Hemos analizado, hasta el momento, la situación de la profesión médica en el siglo XV con los antecedentes legales que permitieron la actividad sanitaria. Así como algunas de las propuestas sobre la veracidad o fantasía de Fernán Gómez de Cibdareal y su obra el Centón Epistolario. Obra de la que, en una posterior entrega, extraeremos las citas puntuales sobre algunos recursos médicos y sanitarios de la época señalada, el siglo XV en España.

BIBLIOGRAFIA

1.- Castro Rossy A. Sobre el Centón Epistolario. Sevilla: 1875.

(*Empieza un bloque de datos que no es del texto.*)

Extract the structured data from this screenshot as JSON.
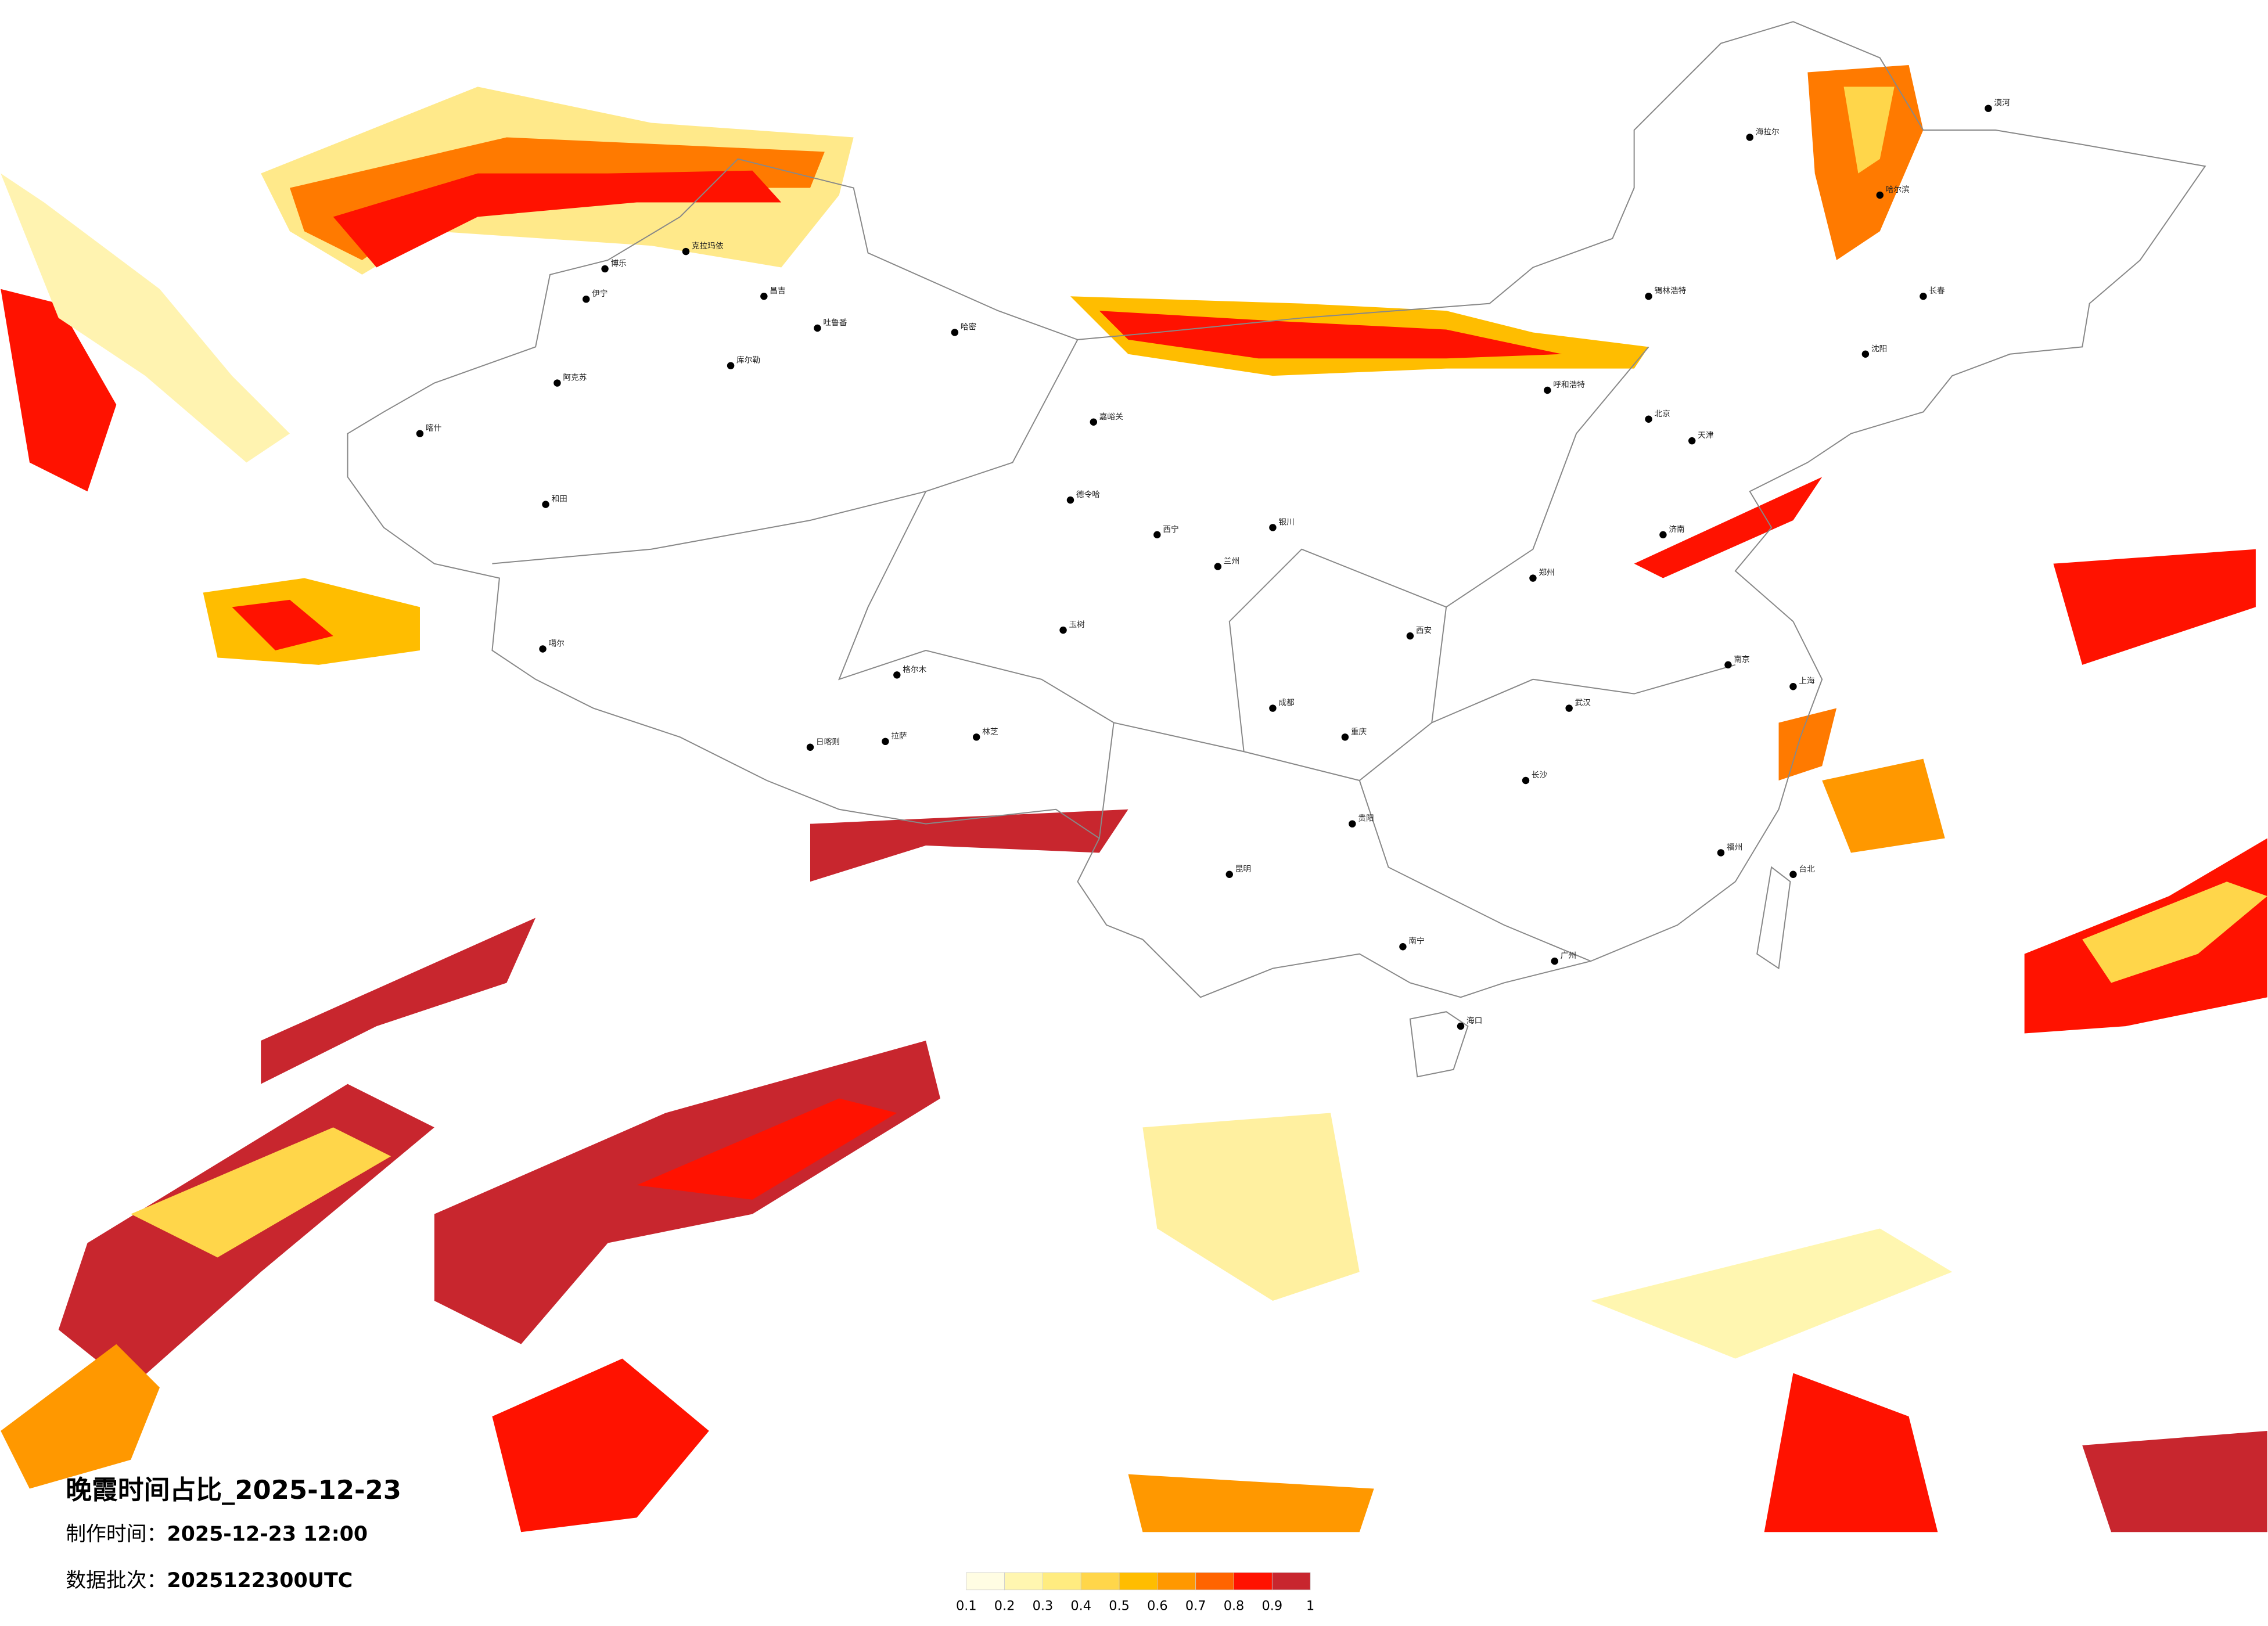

2.- Menéndez Pidal R. Historia Literaria sobre la legitimidad del Centón Epistolario. En Revista española de ambos mundos 1854; II: 257-280.

3.- CENTÓN Epistolario del Bachiller Fernán Gómez de Cibdareal; y Generaciones y Semblanzas del noble caballero Fernán Pérez de Guzmán. Madrid: 1790.

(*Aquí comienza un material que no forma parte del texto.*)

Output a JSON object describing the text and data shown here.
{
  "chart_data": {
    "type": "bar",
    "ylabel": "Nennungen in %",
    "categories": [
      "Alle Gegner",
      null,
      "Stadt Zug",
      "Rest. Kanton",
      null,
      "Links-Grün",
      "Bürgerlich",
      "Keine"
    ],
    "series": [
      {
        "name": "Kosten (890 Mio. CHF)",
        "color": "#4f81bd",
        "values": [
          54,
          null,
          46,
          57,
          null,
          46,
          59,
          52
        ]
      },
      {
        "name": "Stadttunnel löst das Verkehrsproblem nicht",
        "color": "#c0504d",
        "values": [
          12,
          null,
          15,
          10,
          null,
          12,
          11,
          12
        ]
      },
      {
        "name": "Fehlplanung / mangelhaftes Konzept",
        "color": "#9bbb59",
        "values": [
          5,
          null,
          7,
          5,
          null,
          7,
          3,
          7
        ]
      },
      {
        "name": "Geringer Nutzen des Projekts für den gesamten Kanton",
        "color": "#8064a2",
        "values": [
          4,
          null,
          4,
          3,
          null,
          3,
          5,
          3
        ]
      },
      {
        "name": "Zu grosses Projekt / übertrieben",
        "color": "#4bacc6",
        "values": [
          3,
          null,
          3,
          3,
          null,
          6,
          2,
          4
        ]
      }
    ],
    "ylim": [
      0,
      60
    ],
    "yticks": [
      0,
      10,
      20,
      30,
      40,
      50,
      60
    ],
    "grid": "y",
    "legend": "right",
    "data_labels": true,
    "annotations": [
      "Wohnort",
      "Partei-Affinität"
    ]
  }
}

4.- Fondo Antiguo de la Biblioteca Virtual Miguel de Cervantes. Universidad de Granada:http://bib.cervantesvirtual.com/FichaObra.html?Ref=http%3A%2F%2Fadrastea.ugr.es%2Fsearch%7ES9*spi%3F%2F.b1487934%2F.b1487934%2F1%2C1%2C1%2CB%2Fl962%7Eb1487934%26FF%3D%261%2C0%2C%2C0%2C-1&portal=0 [Consultado: 20/10/2011].

5.- García Ballester L. La búsqueda de la salud. Sanadores y enfermos en la España medieval. Barcelona: Editorial Península; 2001.

6.- García Ballester L. (editor). Historia de la Ciencia y de la Técnica en la Corona de Castilla.Tomo I. Salamanca: Ed. Junta de Castilla y León; 2002.

7.- López Piñero JM. La enseñanza médica en España desde la Baja edad media hasta la Ley Moyano (1857).En Danón J. (coord). La Enseñanza de la medicina en La Universidad española. Primera parte. Barcelona: Ed. Fundación Uriach 1838; 1998: pp. 7-30.

8.- Amasuno M. Medicina ante la ley. El ejercicio de la medicina en la Castilla bajo medieval. Salamanca: Ed. Junta de Castilla y León; 2002.